Saturday, November 24, 2007

ABC news: "Ancient language may die out due to personal feud"

Have we got a race to the bottom on coverage of endangered languages? I'm starting to wonder, especially after somebody passed this along from ABC News. Let's just write off the headline. First, we've recently talked about the bogus 'ancient languages' meme here. Second, when a language is down to two speakers in their 70s, saying it "may die out" is an understatement, regardless of the relationship between the speakers.

In the piece itself, consider two tiny points. First, the men "should be doing their bit to pass their language on to other people in their community." Says who? These people have made choices. We might hope that people choose to keep community languages alive, but it's not my place to tell these guys to do it. These two "grumpy old men" are probably fathers and grandfathers and they decided for some reason at some point not to speak Zoque de Tabasco to the kids around them.

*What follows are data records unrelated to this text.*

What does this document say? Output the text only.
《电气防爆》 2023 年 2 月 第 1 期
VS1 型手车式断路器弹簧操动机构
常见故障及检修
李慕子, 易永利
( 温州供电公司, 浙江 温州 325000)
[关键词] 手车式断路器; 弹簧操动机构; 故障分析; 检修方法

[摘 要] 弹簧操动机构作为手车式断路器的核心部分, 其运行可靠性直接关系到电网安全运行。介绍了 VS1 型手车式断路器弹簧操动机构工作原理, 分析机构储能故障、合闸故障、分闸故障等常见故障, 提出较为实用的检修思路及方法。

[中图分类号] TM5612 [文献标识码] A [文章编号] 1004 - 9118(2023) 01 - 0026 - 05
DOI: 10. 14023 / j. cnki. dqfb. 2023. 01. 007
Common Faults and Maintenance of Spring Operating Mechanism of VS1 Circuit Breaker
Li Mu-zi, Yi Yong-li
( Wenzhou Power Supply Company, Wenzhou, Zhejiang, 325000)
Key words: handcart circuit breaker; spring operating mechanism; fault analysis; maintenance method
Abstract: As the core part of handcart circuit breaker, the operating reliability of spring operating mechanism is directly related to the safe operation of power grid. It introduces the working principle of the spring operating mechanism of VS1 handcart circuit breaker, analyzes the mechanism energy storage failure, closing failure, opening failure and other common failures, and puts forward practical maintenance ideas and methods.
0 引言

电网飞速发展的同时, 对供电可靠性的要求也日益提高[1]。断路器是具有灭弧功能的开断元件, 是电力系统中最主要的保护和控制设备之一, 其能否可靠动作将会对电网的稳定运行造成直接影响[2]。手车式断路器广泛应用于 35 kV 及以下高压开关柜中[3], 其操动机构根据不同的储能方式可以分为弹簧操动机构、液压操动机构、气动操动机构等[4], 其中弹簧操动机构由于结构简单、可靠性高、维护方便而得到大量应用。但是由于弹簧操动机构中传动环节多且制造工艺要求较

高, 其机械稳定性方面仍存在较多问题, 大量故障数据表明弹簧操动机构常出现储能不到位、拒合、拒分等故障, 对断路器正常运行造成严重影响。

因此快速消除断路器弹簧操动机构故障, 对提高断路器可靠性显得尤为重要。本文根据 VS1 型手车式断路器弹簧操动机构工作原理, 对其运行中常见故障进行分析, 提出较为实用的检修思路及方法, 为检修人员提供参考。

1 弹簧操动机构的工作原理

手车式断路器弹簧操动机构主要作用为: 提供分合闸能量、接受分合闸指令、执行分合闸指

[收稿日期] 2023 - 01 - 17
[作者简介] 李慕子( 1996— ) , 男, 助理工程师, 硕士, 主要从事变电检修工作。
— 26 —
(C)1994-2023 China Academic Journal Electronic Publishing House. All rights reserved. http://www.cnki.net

Second, look at the goal: It's described variously as passing the language on, preserving it, saving, documenting and maintaining it, etc. … a vast range of goals. At this point, you might document this tongue, but you won't 'save' it in any real sense. There's one way that languages normally survive from generation to generation: You speak it to kids. A lot. That, in fact, is how Spanish and Japanese and Cherokee were and are passed on to new native speakers — you don't have to have tape recordings, language classes, linguists providing expert advice.

By the way, for those who've heard of Zoque: There's a set of languages by this name and the others have larger numbers of speakers at present.

Hat tip to Angela for the link.

5 comments:

Jangari said...

Firstly: I like that you've linked to Australia's ABC news website, which, in my view, is the best news coverage in the (that is, our) country.

Secondly, this is exactly the sort of bad situation that field linguists never ever want to find themselves in; two speakers who can't speak to each other. This is for 'personal reasons' and fair enough, but when you have a pair of speakers who are culturally barred from speaking to one another, you just think, 'wow, I respect your culture and all that, but please?!!?'

Thirdly, we've literllay just had a change of government, which you can read about on the same news website, which is gonna be great for the efforts of linguists trying to save these (well, not this one in particular, seeing as it's considerably outside our jurisdiction) languages.

Mr. Verb said...

Thanks.

Yeah, when I heard about the change in Oz, all I could think was: Can WE do that? Please? Howard has, from what I can tell and to the extent you can compare such things, been far worse for indigenous communities than Bush, but Bush has surely done more damage to the world as a whole.

The Ridger, FCD said...

Yes, when you're down to two septuagenarians your language is really unsavable, which is sad but so.

And second - why is it all on these guys? Why "should [they] be doing their bit to pass their language on to other people in their community" but no onus is placed on "their community" who have pretty obviously chosen to let the language go?

Anonymous said...

Of course, the pressures to shift to Spanish (or other 'majority' languages) have been crushing for centuries, even aside from attempted genocide and the direct assaults on people for speaking their traditional languages.

This becomes one of those whiplash moments: OK, forget the last 500 years where we've been trying to force you to adopt our language and ways, now it's your fault for not keeping them up.

Monica said...

I appreciate what Anonymous said - I was going to point out that it's not necessarily a 'choice' that results in a language not being passed on. (I like the expression 'whiplash moment' - I may borrow that!) I also worry about us linguists talking about 'saving' languages - I think all we can do is help, but it's the community that's gotta wanna do it, and can make it happen.